According to their page, “George Mason University’s Schar School of Policy and Government prepares undergraduate and graduate students to be leaders and managers who solve problems and advance the public good in all sectors and levels of government.” said Schar. “Located where policy happens—just 3 miles from the Pentagon, 4 miles from The White House, and 6 miles from the U.S. Capitol Building—students are connected to jobs, internships, networking, and experiences that can only be found in the Washington, D.C., area.”

Mason students who work in D.C. are impacted by violence being brought into their local offices.

“As someone aspiring to work long-term in public service, I won’t lie: This is terrifying.” said sophomore Evanna Koury, who was a Legislative Intern with Rep. Connolly’s Capitol Hill Office in Washington, D.C. and Government major at Mason.

Koury shared risks of working in government such as having to carry a bulletproof shield in her backpack to work among warning messages from her parents. “When I worked on The Hill, my family would text reminders to be safe because of the reports of violence against Hill staff during my time as an intern. I carried a bulletproof shield in my backpack to work every day. I didn’t wear my badge outside of the Capitol complex as a security measure to identify myself to strangers as an employee of the House of Representatives.” said Koury.

“We need to protect our public service workers, especially because they work tirelessly to protect us.”

Dean of Schar School of Policy and Government Mark Rozell notes that attacks against government officials are on the rise. “There has been an astonishing rise in physical attacks on public officials and their employees in recent years. One study documents about a 400% increase in the past six years. As shocking as this attack is, it is one of far too many in this country, due in many cases to hyper-polarization of political views, overheated rhetoric by some leaders and in social media and some cable news programs.”

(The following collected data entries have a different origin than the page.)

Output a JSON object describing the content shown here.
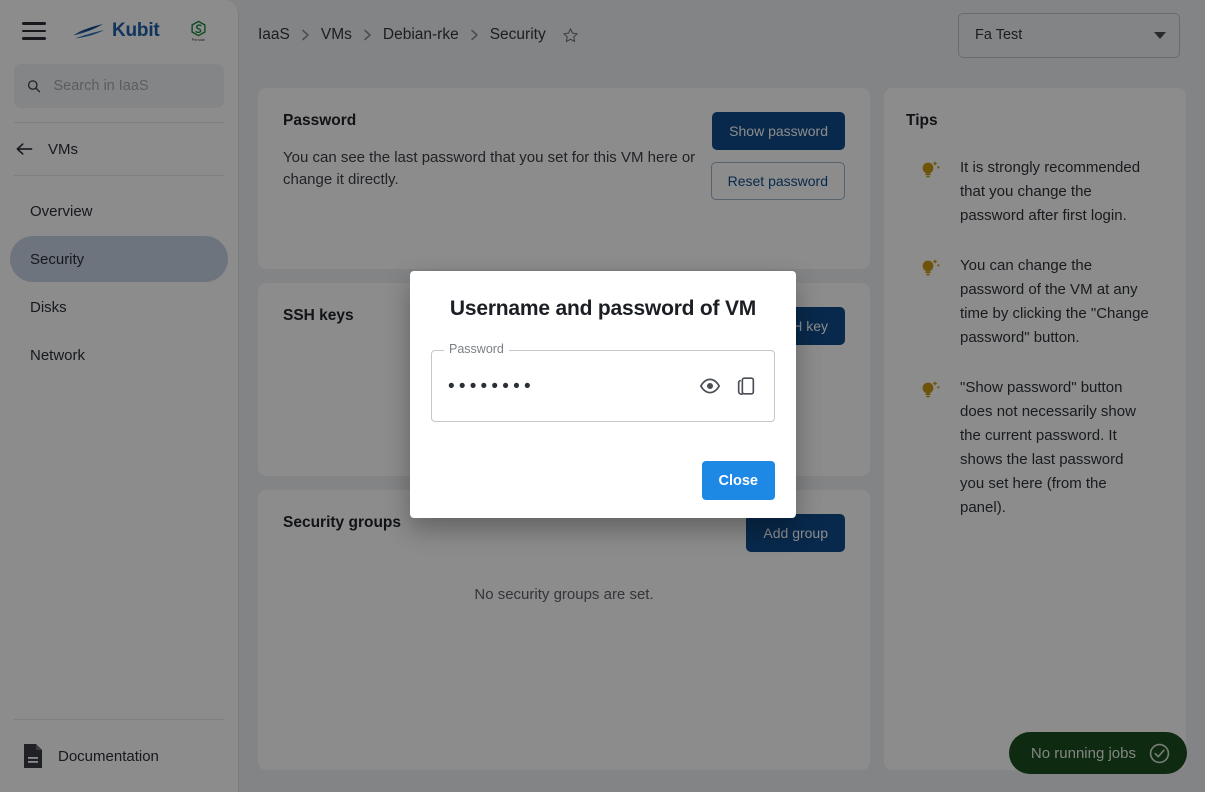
{
  "app": {
    "brand_name": "Kubit",
    "partner_sub": "Persian",
    "logo_color": "#1f5fa8",
    "accent_primary": "#0f4c8a",
    "accent_dialog": "#1e88e5",
    "job_pill_color": "#1b4d1e",
    "tip_bulb_color": "#c99a14"
  },
  "search": {
    "placeholder": "Search in IaaS",
    "value": ""
  },
  "sidebar": {
    "back_label": "VMs",
    "items": [
      {
        "label": "Overview",
        "active": false
      },
      {
        "label": "Security",
        "active": true
      },
      {
        "label": "Disks",
        "active": false
      },
      {
        "label": "Network",
        "active": false
      }
    ],
    "documentation_label": "Documentation"
  },
  "topbar": {
    "breadcrumbs": [
      {
        "label": "IaaS"
      },
      {
        "label": "VMs"
      },
      {
        "label": "Debian-rke"
      },
      {
        "label": "Security"
      }
    ],
    "account_selected": "Fa Test"
  },
  "main": {
    "password_card": {
      "title": "Password",
      "description": "You can see the last password that you set for this VM here or change it directly.",
      "show_button": "Show password",
      "reset_button": "Reset password"
    },
    "ssh_card": {
      "title": "SSH keys",
      "add_button": "Add SSH key"
    },
    "groups_card": {
      "title": "Security groups",
      "add_button": "Add group",
      "empty_message": "No security groups are set."
    }
  },
  "tips": {
    "title": "Tips",
    "items": [
      "It is strongly recommended that you change the password after first login.",
      "You can change the password of the VM at any time by clicking the \"Change password\" button.",
      "\"Show password\" button does not necessarily show the current password. It shows the last password you set here (from the panel)."
    ]
  },
  "status": {
    "jobs_label": "No running jobs"
  },
  "modal": {
    "title": "Username and password of VM",
    "field_label": "Password",
    "field_value": "••••••••",
    "close_button": "Close"
  }
}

Despite fears of safety, Rozell encourages students thinking of government work to pursue their careers. “Don’t be deterred, be even more determined to follow your passion. Serving in government is an honorable calling. This country needs the talents of all of our students who aspire to serve and to effect positive change.” said Rozell.

Mason will continue to serve as a university close to D.C. for students aspiring to work in government, regardless of increasing dangers in the field.